İZMİR -
İzmir'de Halkların Köprüsü Derneği,
Suriye'den iç savaştan kaçıp Bayındır,
Torbalı İlçeleri arasında çadırlarda yaşayan 800 sığınmacıya yardım eli uzattı. Dernek yönetim kurulu üyesi gönüllü doktorlar, açlık ve sağlık sorunu ile karşı karşıya kalan, yarı çıplak dolaşan, birçoğu hasta sığınmacıları çadırlara girerek muayene etti, yanlarında getirdikleri ilaçları dağıttı.
Suriye'deki savaşın yarattığı dramın çarpıcı örnekleri,
Türkiye'nin en batısındaki
İzmir'e kadar ulaştı. 130 bin kayıtlı sığınmacının bulunduğu
İzmir'de,
Kent içinde barınacak bir çatı bulamayan bazı Suriyeliler, kırsal kesimde kurdukları çadırlarda barınmaya çalışıyor. Bayındır ile
Torbalı ilçeleri arasında boş araziye kurdukları üzeri naylonla kaplı 93 çadırda kalan Arap ve Kürt kökenli 800 Suriyeli sığınmacı, tam anlamıyla hayatta kalma savaşı veriyor.
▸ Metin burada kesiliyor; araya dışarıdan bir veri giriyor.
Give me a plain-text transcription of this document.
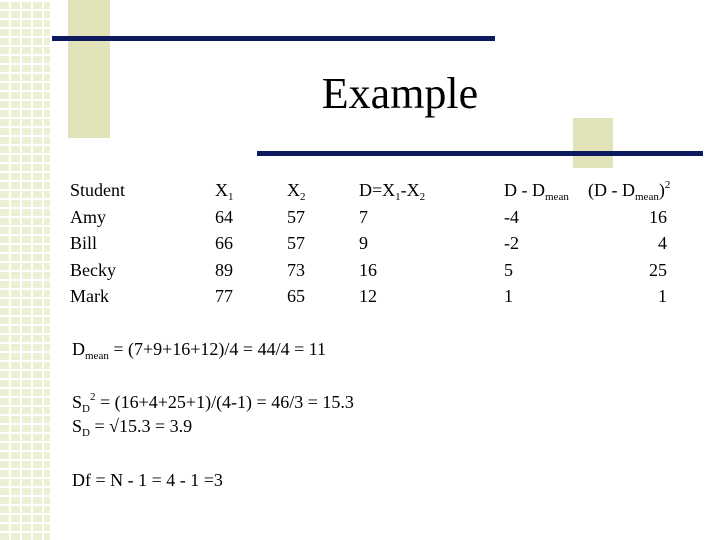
Example
Student
Amy
Bill
Becky
Mark
$X_1$
64
66
89
77
$X_2$
57
57
73
65
$D=X_1-X_2$
7
9
16
12
D - $D_{mean}$
-4
-2
5
1
$(D - D_{mean})^2$
16
4
25
1
$D_{mean} = (7+9+16+12)/4 = 44/4 = 11$
$S_D^2 = (16+4+25+1)/(4-1) = 46/3 = 15.3$
$S_D = √15.3 = 3.9$
Df = N - 1 = 4 - 1 =3
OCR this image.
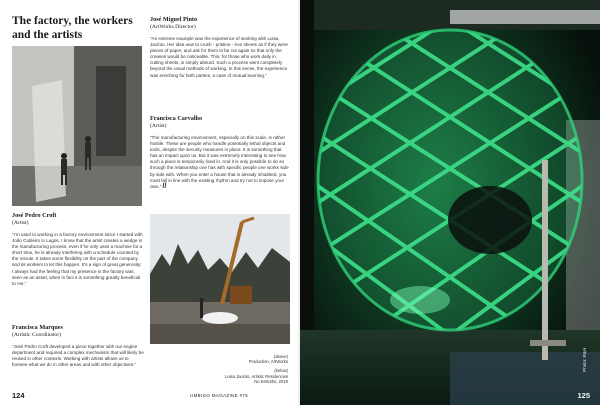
The factory, the workers and the artists
José Miguel Pinto
(ArtWorks Director)
“An extreme example was the experience of working with Luisa Jacinto. Her idea was to crush - pristine - iron sheets as if they were pieces of paper, and ask for them to be cut again so that only the creases would be noticeable. This, for those who work daily in cutting sheets, is simply absurd. Such a process went completely beyond the usual methods of working. In this sense, the experience was enriching for both parties, a case of mutual learning.”
Francisca Carvalho
(Artist)
“The manufacturing environment, especially on this scale, is rather hostile. These are people who handle potentially lethal objects and tools, despite the security measures in place. It is something that has an impact upon us. But it was extremely interesting to see how such a place is temporarily lived in. And it is only possible to do so through the relationship one has with specific people one works side by side with. When you enter a house that is already inhabited, you must fall in line with the existing rhythm and try not to impose your own.” //
José Pedro Croft
(Artist)
“I’m used to working in a factory environment since I started with João Cutileiro in Lagos. I know that the artist creates a wedge in the manufacturing process, even if he only uses a machine for a short time, he is already interfering with a schedule counted by the minute. It takes some flexibility on the part of the company and its workers to let this happen. It’s a sign of great generosity; I always had the feeling that my presence in the factory was seen as an asset, when in fact it is something greatly beneficial to me.”
Francisca Marques
(Artistic Coordinator)
“José Pedro Croft developed a piece together with our engine department and required a complex mechanism that will likely be reused in other contexts. Working with artists allows us to foresee what we do in other areas and with other objectives.”
(above)
Production, ArtWorks
(below)
Luisa Jacinto, Artistic Residencies
No Estrutho, 2019
124
Photo: R&H
UMBIGO MAGAZINE #75	125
'ZATÜRREE, UYUZ, BİT, İSHAL' İzmir Halkların Köprüsü Derneği üyesi doktorlar, varlıklarından tesadüfen haberdar oldukları bu sığınmacılara yardım için harekete geçti. Dernek üyesi doktorlar, çadırları tek tek gezip özellikle son günlerdeki dondurucu soğuklarda hasta olan
Bebek, çocuk ve yaşlıları muayene edip ilaç verdi.
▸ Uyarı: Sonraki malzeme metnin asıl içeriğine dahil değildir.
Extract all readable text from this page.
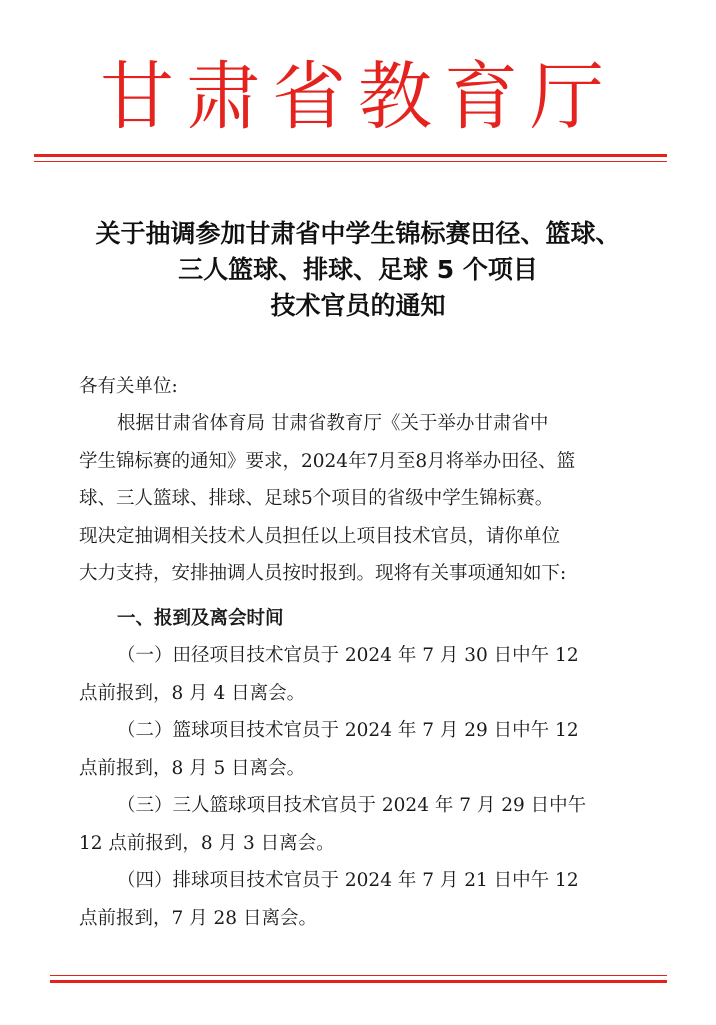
甘肃省教育厅
关于抽调参加甘肃省中学生锦标赛田径、篮球、
三人篮球、排球、足球 5 个项目
技术官员的通知
各有关单位:
根据甘肃省体育局 甘肃省教育厅《关于举办甘肃省中
学生锦标赛的通知》要求，2024年7月至8月将举办田径、篮
球、三人篮球、排球、足球5个项目的省级中学生锦标赛。
现决定抽调相关技术人员担任以上项目技术官员，请你单位
大力支持，安排抽调人员按时报到。现将有关事项通知如下:
一、报到及离会时间
（一）田径项目技术官员于 2024 年 7 月 30 日中午 12
点前报到，8 月 4 日离会。
（二）篮球项目技术官员于 2024 年 7 月 29 日中午 12
点前报到，8 月 5 日离会。
（三）三人篮球项目技术官员于 2024 年 7 月 29 日中午
12 点前报到，8 月 3 日离会。
（四）排球项目技术官员于 2024 年 7 月 21 日中午 12
点前报到，7 月 28 日离会。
İzmir Halkların Köprüsü Derneği ve
Avrupa Cerrahi Derneği Başkanı Prof. Dr.
Cem Terzi şunları anlattı:
"Geçtiğimiz hafta buraya geldiğimizde biri kalbi delik, öteki ölüm sınırında açlık çeken iki çocuğu tedavileri için hastaneye kaldırdık. Açlık durumunda olan 15 günlük, 40 günlük çocuklar var. Anne sütü kesilmiş, inek sütü, mama bile bulamayan, soğukta yarı çıplak dolaşan çocuklar var. Zatürree, uyuz, bit, parazit, ishal, egzama, deri hastlıkları yaygın. Kalp, şeker hastası yaşlılar da var. Biz bu hastalıkları tespit edip Halk Sağlığı Müdürlüğü'ne rapor halinde sunuyoruz. Birinci ve ikinci derece sağlık hizmeti alma konusunda bilgileri yok. Bu konuda onlara yardımcı oluyoruz. Beslenme, sağlık ve barınma sorunları var. Hiçbiri banyo yapamıyor. İçme suyunu bile 400 metre öteden taşıyorlar. Bir buçuk aydır yıkanmamış insanlar var. Tuvaleti dışarı yapıyorlar. Hijyenik koşullar korkunç. Ortam bulaşıcı hastalıklara açık."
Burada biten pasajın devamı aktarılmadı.